The Invisible City

We don’t usually write about television commercials here at La Pelanga, but then again, most commercials don’t have soundtracks like this one. I first saw this Cemento Sol ad a few years ago, and have had its laid-back cumbia reworking of the Augusto Polo Campos classic “Te Sigo” in my head ever since. I’ve done my best to find the complete track, but had no luck. The song (and the ad) recognizes a shift that was a long time coming: the capital used to be synonomous with música criolla; now, after decades of migration from the interior, that musical culture has changed dramatically. In colonial central Lima, just behind the Presidential Palace, there’s a boardwalk named after Chabuca Granda, one of the great songwriters of the creole tradition—these days it’s pretty common to hear the strains of Andean huayno there, something unimaginable not that long ago. Cumbia bands like Juaneco y su Combo perform at the Lima’s Centro Cultural de España in front of thousands. The once-obscure Los Belkings (perhaps the greatest Andean surf rock group ever) play sold-out shows in the hipster district of Barranco.

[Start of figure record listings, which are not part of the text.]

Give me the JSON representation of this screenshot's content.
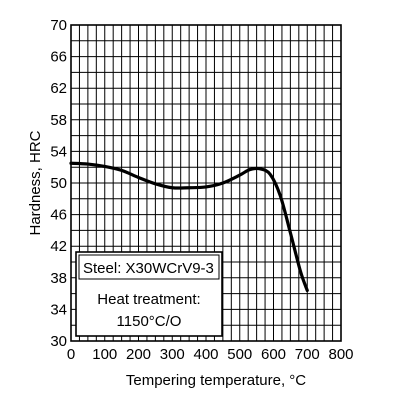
{
  "chart_data": {
    "type": "line",
    "title": "",
    "xlabel": "Tempering temperature, °C",
    "ylabel": "Hardness, HRC",
    "xlim": [
      0,
      800
    ],
    "ylim": [
      30,
      70
    ],
    "x_ticks": [
      0,
      100,
      200,
      300,
      400,
      500,
      600,
      700,
      800
    ],
    "y_ticks": [
      30,
      34,
      38,
      42,
      46,
      50,
      54,
      58,
      62,
      66,
      70
    ],
    "grid": true,
    "series": [
      {
        "x": [
          0,
          50,
          100,
          150,
          200,
          250,
          300,
          350,
          400,
          450,
          500,
          530,
          560,
          590,
          620,
          650,
          680,
          700
        ],
        "y": [
          52.5,
          52.4,
          52.1,
          51.6,
          50.7,
          49.9,
          49.4,
          49.4,
          49.5,
          50.0,
          51.0,
          51.7,
          51.8,
          51.1,
          48.4,
          43.7,
          38.8,
          36.4
        ]
      }
    ],
    "annotation": {
      "line1": "Steel: X30WCrV9-3",
      "line2": "Heat treatment:",
      "line3": "1150°C/O"
    }
  }
}
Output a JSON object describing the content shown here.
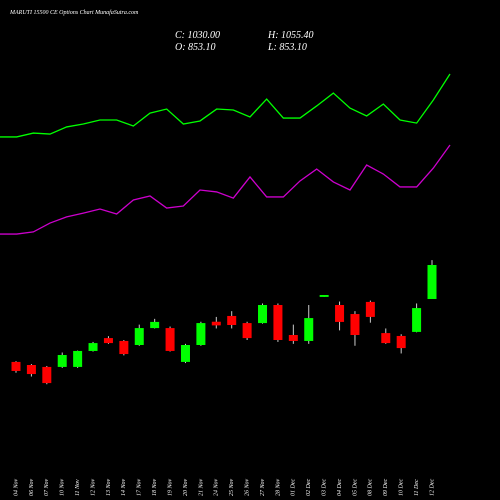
{
  "chart_data": {
    "type": "candlestick",
    "title": "MARUTI 15500 CE Options Chart MunafaSutra.com",
    "summary": {
      "close_label": "C: 1030.00",
      "high_label": "H: 1055.40",
      "open_label": "O: 853.10",
      "low_label": "L: 853.10"
    },
    "categories": [
      "04 Nov",
      "06 Nov",
      "07 Nov",
      "10 Nov",
      "11 Nov",
      "12 Nov",
      "13 Nov",
      "14 Nov",
      "17 Nov",
      "18 Nov",
      "19 Nov",
      "20 Nov",
      "21 Nov",
      "24 Nov",
      "25 Nov",
      "26 Nov",
      "27 Nov",
      "28 Nov",
      "01 Dec",
      "02 Dec",
      "03 Dec",
      "04 Dec",
      "05 Dec",
      "08 Dec",
      "09 Dec",
      "10 Dec",
      "11 Dec",
      "12 Dec"
    ],
    "open": [
      526,
      510,
      500,
      500,
      500,
      583,
      650,
      635,
      614,
      702,
      702,
      526,
      614,
      735,
      765,
      728,
      728,
      822,
      666,
      635,
      864,
      822,
      775,
      838,
      676,
      661,
      682,
      853.1
    ],
    "high": [
      530,
      515,
      505,
      575,
      585,
      630,
      660,
      640,
      720,
      750,
      710,
      620,
      735,
      760,
      790,
      735,
      830,
      830,
      720,
      822,
      874,
      840,
      790,
      845,
      700,
      670,
      830,
      1055.4
    ],
    "low": [
      470,
      450,
      410,
      495,
      495,
      580,
      620,
      560,
      610,
      700,
      580,
      520,
      610,
      700,
      700,
      640,
      725,
      630,
      620,
      620,
      864,
      690,
      610,
      730,
      620,
      570,
      680,
      853.1
    ],
    "close": [
      479,
      463,
      416,
      562,
      583,
      624,
      624,
      567,
      702,
      734,
      583,
      614,
      728,
      716,
      718,
      650,
      822,
      640,
      635,
      754,
      874,
      734,
      666,
      760,
      624,
      598,
      806,
      1030
    ],
    "up_color": "#00ff00",
    "down_color": "#ff0000",
    "series": [
      {
        "color": "#00ff00",
        "values": [
          1696,
          1696,
          1716,
          1711,
          1748,
          1763,
          1784,
          1784,
          1753,
          1820,
          1841,
          1763,
          1779,
          1841,
          1836,
          1800,
          1893,
          1794,
          1794,
          1857,
          1924,
          1846,
          1805,
          1867,
          1784,
          1768,
          1888,
          2023
        ]
      },
      {
        "color": "#cc00cc",
        "values": [
          1191,
          1191,
          1202,
          1248,
          1280,
          1300,
          1321,
          1295,
          1368,
          1389,
          1326,
          1337,
          1420,
          1410,
          1378,
          1488,
          1384,
          1384,
          1467,
          1529,
          1462,
          1420,
          1550,
          1503,
          1436,
          1436,
          1534,
          1654
        ]
      }
    ],
    "ylim": [
      -192,
      2408
    ]
  }
}
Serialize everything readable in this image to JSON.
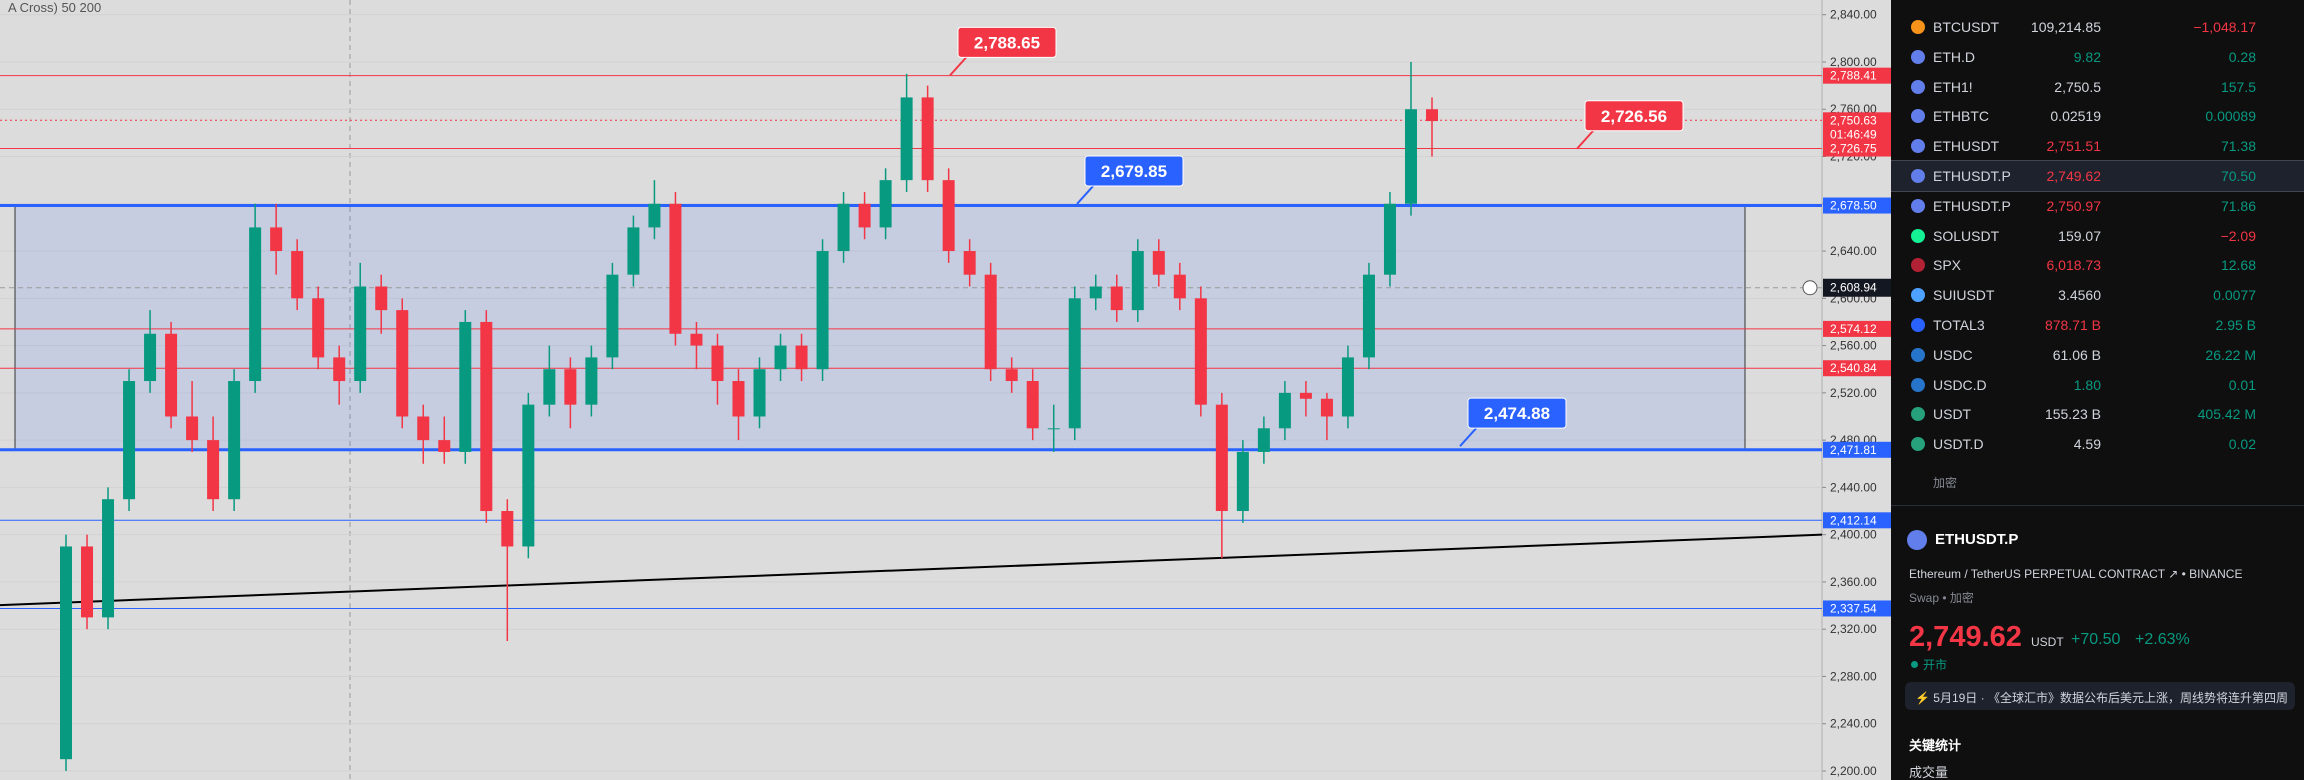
{
  "chart_data": {
    "type": "candlestick",
    "indicator_label": "A Cross) 50 200",
    "ylim": [
      2200,
      2840
    ],
    "yticks": [
      {
        "value": 2200,
        "label": "2,200.00"
      },
      {
        "value": 2240,
        "label": "2,240.00"
      },
      {
        "value": 2280,
        "label": "2,280.00"
      },
      {
        "value": 2320,
        "label": "2,320.00"
      },
      {
        "value": 2360,
        "label": "2,360.00"
      },
      {
        "value": 2400,
        "label": "2,400.00"
      },
      {
        "value": 2440,
        "label": "2,440.00"
      },
      {
        "value": 2480,
        "label": "2,480.00"
      },
      {
        "value": 2520,
        "label": "2,520.00"
      },
      {
        "value": 2560,
        "label": "2,560.00"
      },
      {
        "value": 2600,
        "label": "2,600.00"
      },
      {
        "value": 2640,
        "label": "2,640.00"
      },
      {
        "value": 2680,
        "label": "2,680.00"
      },
      {
        "value": 2720,
        "label": "2,720.00"
      },
      {
        "value": 2760,
        "label": "2,760.00"
      },
      {
        "value": 2800,
        "label": "2,800.00"
      },
      {
        "value": 2840,
        "label": "2,840.00"
      }
    ],
    "grid": true,
    "up_color": "#089981",
    "down_color": "#f23645",
    "candles": [
      [
        2210,
        2400,
        2200,
        2390
      ],
      [
        2390,
        2400,
        2320,
        2330
      ],
      [
        2330,
        2440,
        2320,
        2430
      ],
      [
        2430,
        2540,
        2420,
        2530
      ],
      [
        2530,
        2590,
        2520,
        2570
      ],
      [
        2570,
        2580,
        2490,
        2500
      ],
      [
        2500,
        2530,
        2470,
        2480
      ],
      [
        2480,
        2500,
        2420,
        2430
      ],
      [
        2430,
        2540,
        2420,
        2530
      ],
      [
        2530,
        2680,
        2520,
        2660
      ],
      [
        2660,
        2680,
        2620,
        2640
      ],
      [
        2640,
        2650,
        2590,
        2600
      ],
      [
        2600,
        2610,
        2540,
        2550
      ],
      [
        2550,
        2560,
        2510,
        2530
      ],
      [
        2530,
        2630,
        2520,
        2610
      ],
      [
        2610,
        2620,
        2570,
        2590
      ],
      [
        2590,
        2600,
        2490,
        2500
      ],
      [
        2500,
        2510,
        2460,
        2480
      ],
      [
        2480,
        2500,
        2460,
        2470
      ],
      [
        2470,
        2590,
        2460,
        2580
      ],
      [
        2580,
        2590,
        2410,
        2420
      ],
      [
        2420,
        2430,
        2310,
        2390
      ],
      [
        2390,
        2520,
        2380,
        2510
      ],
      [
        2510,
        2560,
        2500,
        2540
      ],
      [
        2540,
        2550,
        2490,
        2510
      ],
      [
        2510,
        2560,
        2500,
        2550
      ],
      [
        2550,
        2630,
        2540,
        2620
      ],
      [
        2620,
        2670,
        2610,
        2660
      ],
      [
        2660,
        2700,
        2650,
        2680
      ],
      [
        2680,
        2690,
        2560,
        2570
      ],
      [
        2570,
        2580,
        2540,
        2560
      ],
      [
        2560,
        2570,
        2510,
        2530
      ],
      [
        2530,
        2540,
        2480,
        2500
      ],
      [
        2500,
        2550,
        2490,
        2540
      ],
      [
        2540,
        2570,
        2530,
        2560
      ],
      [
        2560,
        2570,
        2530,
        2540
      ],
      [
        2540,
        2650,
        2530,
        2640
      ],
      [
        2640,
        2690,
        2630,
        2680
      ],
      [
        2680,
        2690,
        2650,
        2660
      ],
      [
        2660,
        2710,
        2650,
        2700
      ],
      [
        2700,
        2790,
        2690,
        2770
      ],
      [
        2770,
        2780,
        2690,
        2700
      ],
      [
        2700,
        2710,
        2630,
        2640
      ],
      [
        2640,
        2650,
        2610,
        2620
      ],
      [
        2620,
        2630,
        2530,
        2540
      ],
      [
        2540,
        2550,
        2520,
        2530
      ],
      [
        2530,
        2540,
        2480,
        2490
      ],
      [
        2490,
        2510,
        2470,
        2490
      ],
      [
        2490,
        2610,
        2480,
        2600
      ],
      [
        2600,
        2620,
        2590,
        2610
      ],
      [
        2610,
        2620,
        2580,
        2590
      ],
      [
        2590,
        2650,
        2580,
        2640
      ],
      [
        2640,
        2650,
        2610,
        2620
      ],
      [
        2620,
        2630,
        2590,
        2600
      ],
      [
        2600,
        2610,
        2500,
        2510
      ],
      [
        2510,
        2520,
        2380,
        2420
      ],
      [
        2420,
        2480,
        2410,
        2470
      ],
      [
        2470,
        2500,
        2460,
        2490
      ],
      [
        2490,
        2530,
        2480,
        2520
      ],
      [
        2520,
        2530,
        2500,
        2515
      ],
      [
        2515,
        2520,
        2480,
        2500
      ],
      [
        2500,
        2560,
        2490,
        2550
      ],
      [
        2550,
        2630,
        2540,
        2620
      ],
      [
        2620,
        2690,
        2610,
        2680
      ],
      [
        2680,
        2800,
        2670,
        2760
      ],
      [
        2760,
        2770,
        2720,
        2750
      ]
    ],
    "levels": [
      {
        "value": 2788.41,
        "label": "2,788.41",
        "color": "#f23645",
        "width": 1
      },
      {
        "value": 2726.75,
        "label": "2,726.75",
        "color": "#f23645",
        "width": 1
      },
      {
        "value": 2678.5,
        "label": "2,678.50",
        "color": "#2962ff",
        "width": 3
      },
      {
        "value": 2574.12,
        "label": "2,574.12",
        "color": "#f23645",
        "width": 1
      },
      {
        "value": 2540.84,
        "label": "2,540.84",
        "color": "#f23645",
        "width": 1
      },
      {
        "value": 2471.81,
        "label": "2,471.81",
        "color": "#2962ff",
        "width": 3
      },
      {
        "value": 2412.14,
        "label": "2,412.14",
        "color": "#2962ff",
        "width": 1
      },
      {
        "value": 2337.54,
        "label": "2,337.54",
        "color": "#2962ff",
        "width": 1
      }
    ],
    "current": {
      "value": 2750.63,
      "label": "2,750.63",
      "countdown": "01:46:49",
      "color": "#f23645"
    },
    "crosshair": {
      "value": 2608.94,
      "label": "2,608.94"
    },
    "box": {
      "top": 2678.5,
      "bottom": 2471.81
    },
    "trendline": {
      "start": 2340.4,
      "end": 2400
    },
    "callouts": [
      {
        "value": 2788.65,
        "label": "2,788.65",
        "color": "#f23645"
      },
      {
        "value": 2726.56,
        "label": "2,726.56",
        "color": "#f23645"
      },
      {
        "value": 2679.85,
        "label": "2,679.85",
        "color": "#2962ff"
      },
      {
        "value": 2474.88,
        "label": "2,474.88",
        "color": "#2962ff"
      }
    ]
  },
  "watchlist": {
    "rows": [
      {
        "symbol": "BTCUSDT",
        "last": "109,214.85",
        "change": "−1,048.17",
        "last_color": "#d1d4dc",
        "change_color": "#f23645",
        "icon": "#f7931a"
      },
      {
        "symbol": "ETH.D",
        "last": "9.82",
        "change": "0.28",
        "last_color": "#089981",
        "change_color": "#089981",
        "icon": "#627eea"
      },
      {
        "symbol": "ETH1!",
        "last": "2,750.5",
        "change": "157.5",
        "last_color": "#d1d4dc",
        "change_color": "#089981",
        "icon": "#627eea"
      },
      {
        "symbol": "ETHBTC",
        "last": "0.02519",
        "change": "0.00089",
        "last_color": "#d1d4dc",
        "change_color": "#089981",
        "icon": "#627eea"
      },
      {
        "symbol": "ETHUSDT",
        "last": "2,751.51",
        "change": "71.38",
        "last_color": "#f23645",
        "change_color": "#089981",
        "icon": "#627eea"
      },
      {
        "symbol": "ETHUSDT.P",
        "last": "2,749.62",
        "change": "70.50",
        "last_color": "#f23645",
        "change_color": "#089981",
        "icon": "#627eea",
        "selected": true
      },
      {
        "symbol": "ETHUSDT.P",
        "last": "2,750.97",
        "change": "71.86",
        "last_color": "#f23645",
        "change_color": "#089981",
        "icon": "#627eea"
      },
      {
        "symbol": "SOLUSDT",
        "last": "159.07",
        "change": "−2.09",
        "last_color": "#d1d4dc",
        "change_color": "#f23645",
        "icon": "#14f195"
      },
      {
        "symbol": "SPX",
        "last": "6,018.73",
        "change": "12.68",
        "last_color": "#f23645",
        "change_color": "#089981",
        "icon": "#b22234"
      },
      {
        "symbol": "SUIUSDT",
        "last": "3.4560",
        "change": "0.0077",
        "last_color": "#d1d4dc",
        "change_color": "#089981",
        "icon": "#4da2ff"
      },
      {
        "symbol": "TOTAL3",
        "last": "878.71 B",
        "change": "2.95 B",
        "last_color": "#f23645",
        "change_color": "#089981",
        "icon": "#2962ff"
      },
      {
        "symbol": "USDC",
        "last": "61.06 B",
        "change": "26.22 M",
        "last_color": "#d1d4dc",
        "change_color": "#089981",
        "icon": "#2775ca"
      },
      {
        "symbol": "USDC.D",
        "last": "1.80",
        "change": "0.01",
        "last_color": "#089981",
        "change_color": "#089981",
        "icon": "#2775ca"
      },
      {
        "symbol": "USDT",
        "last": "155.23 B",
        "change": "405.42 M",
        "last_color": "#d1d4dc",
        "change_color": "#089981",
        "icon": "#26a17b"
      },
      {
        "symbol": "USDT.D",
        "last": "4.59",
        "change": "0.02",
        "last_color": "#d1d4dc",
        "change_color": "#089981",
        "icon": "#26a17b"
      }
    ],
    "section": "加密"
  },
  "detail": {
    "symbol": "ETHUSDT.P",
    "description": "Ethereum / TetherUS PERPETUAL CONTRACT",
    "exchange": "BINANCE",
    "category": "Swap • 加密",
    "price": "2,749.62",
    "currency": "USDT",
    "change": "+70.50",
    "change_pct": "+2.63%",
    "status": "开市",
    "news": "5月19日 · 《全球汇市》数据公布后美元上涨，周线势将连升第四周",
    "stats_title": "关键统计",
    "volume_label": "成交量"
  }
}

The images themselves tell an important story—moving from central Lima to the anonymous outskirts, from the landmarks of the city’s colonial past to the newly-settled neighborhoods where most Limeños live. And the very fact that cement would be advertised on national television says something significant. While it’s difficult to imagine this happening in the United States or Europe, in the developing world, it makes perfect sense, of course. Peru is a country where most construction is done informally; where houses are built, not by contractors, but by the owners themselves, in their spare time, often with the help of their neighbors or extended family. In the ad’s last image, we get a glimpse of this new urban pastoral: working men place their hands gently on the grains of cement, and the thin metal bars rise like corn stalks from the roof of a house, backlit by the setting sun. This could be anywhere in the city, one of literally thousands of neighborhoods. I’d go so far as to say most of the Peruvian capital looks just like this.

The situation was very different in the 1970s, when the song was originally composed. In case you’ve never heard it, here it is, as sung by late Arturo “Zambo” Cavero, along with a slideshow of images from a city that no longer exists.

slideshow courtesy of Gianlucca30

— franz tunda

One thought on “The Invisible City

  1. buen post, pero es bien bestiario (como el cuento del entomologo de cortazar), se siente la lejanía del autor respecto del proceso de cambio en el objeto o el fenómeno que se comenta.